During that period, it said the aggregate export growth of WTO countries had been four times larger than the growth of UK exports into the single market.
At the same time, it said British exports to the rest of the world had grown more than three times faster than to the EU.
The group of economists said it was wrong to characterise leaving the EU without a trade agreement in place as “crashing out” without a deal, because the UK and the European Commission would have a duty to reach a series of individual agreements in areas such as aviation and energy.
“We have nothing to fear from trading on WTO terms,” it said. “Let Brexit mean Brexit and let us flourish under the auspices of the WTO.”
Outside the EU, the report argues, the UK would be free to set its own tariffs on EU imports and if these were eliminated, it could reduce prices for consumers by as much as 8%. with those on low incomes benefiting the most from cheaper food and clothing.

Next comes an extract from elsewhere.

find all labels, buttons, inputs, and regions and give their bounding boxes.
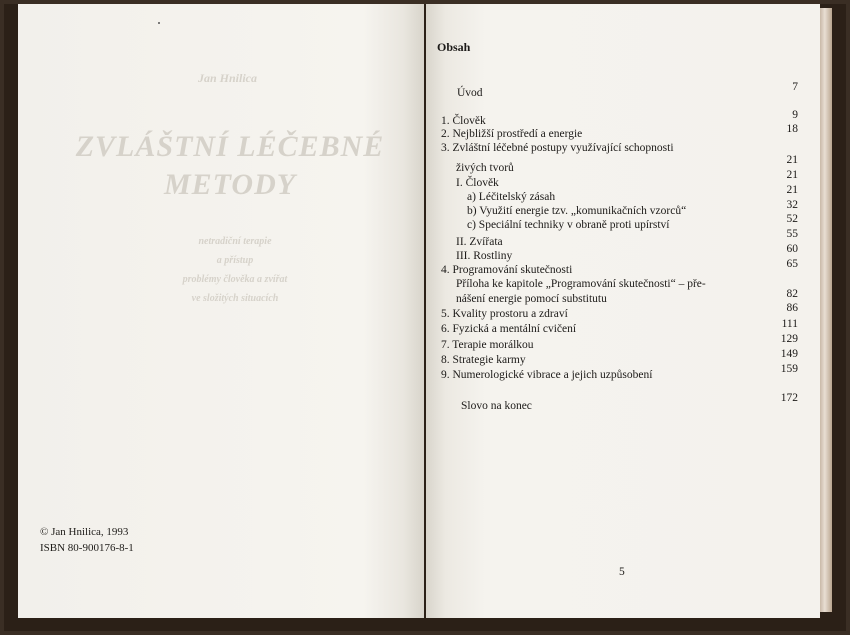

On the other hand, it said if the EU chose to impose import tariffs on popular items, its large trade surplus with the UK could result in an annual boost to the UK Exchequer of as much as £13bn.
But Mr Hammond suggested the report over-estimated the economic benefit to the UK of removing tariffs on EU imports as well as “implausibly” assuming there would be no new non-tariff barriers in the event of a no-deal exit nor additional burdens on financial services firms.
‘Widely out of line’
“The model makes no allowance for differences in quality and safety of imported goods… and it assumes all standards on imported goods will be abolished,” he told the Lords economic affairs committee.

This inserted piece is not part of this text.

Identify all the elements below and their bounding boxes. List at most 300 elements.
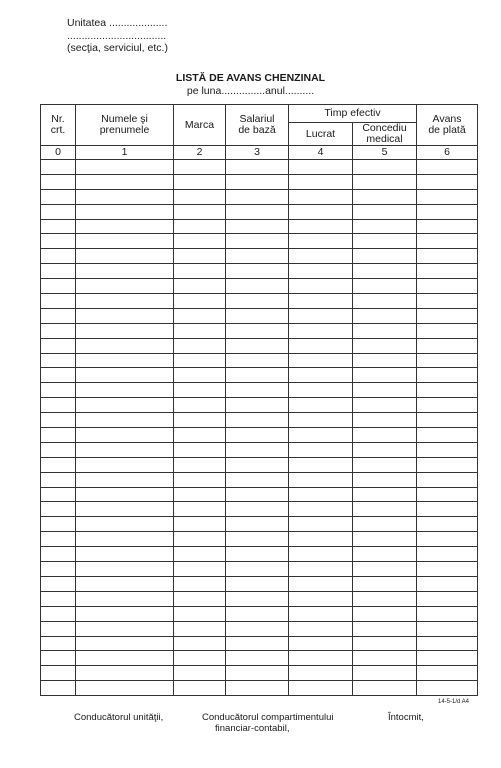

“I’m sure the model is very effective but the assumptions that it makes are widely out of line with assumptions used by other economic models and frankly, I believe, are not sustainable”.
Labour’s Chuka Umunna, a leading member of the People’s Vote campaign for a referendum on the final deal, said a no-deal Brexit would be a disaster for the UK.
“The latest Project Fantasy document from advocates of an ultra-hard Brexit promises to take us to a land of milk-and-honey,” he said.
“The reality is that, before we have even left, Brexit is forcing up prices in the shops, destabilising our economy and stripping our health service of the doctors and nurses that it so badly needs.”
In a related development, the chief executive of Jaguar Land Rover, the UK’s largest car manufacturer, has warned the wrong kind of Brexit deal could cost the firm £1.2bn and result in jobs being moved abroad.
Dr Ralph Speth told a conference in Birmingham that unrestricted access to the single market was vital for his business and “any friction at the border puts business at jeopardy”.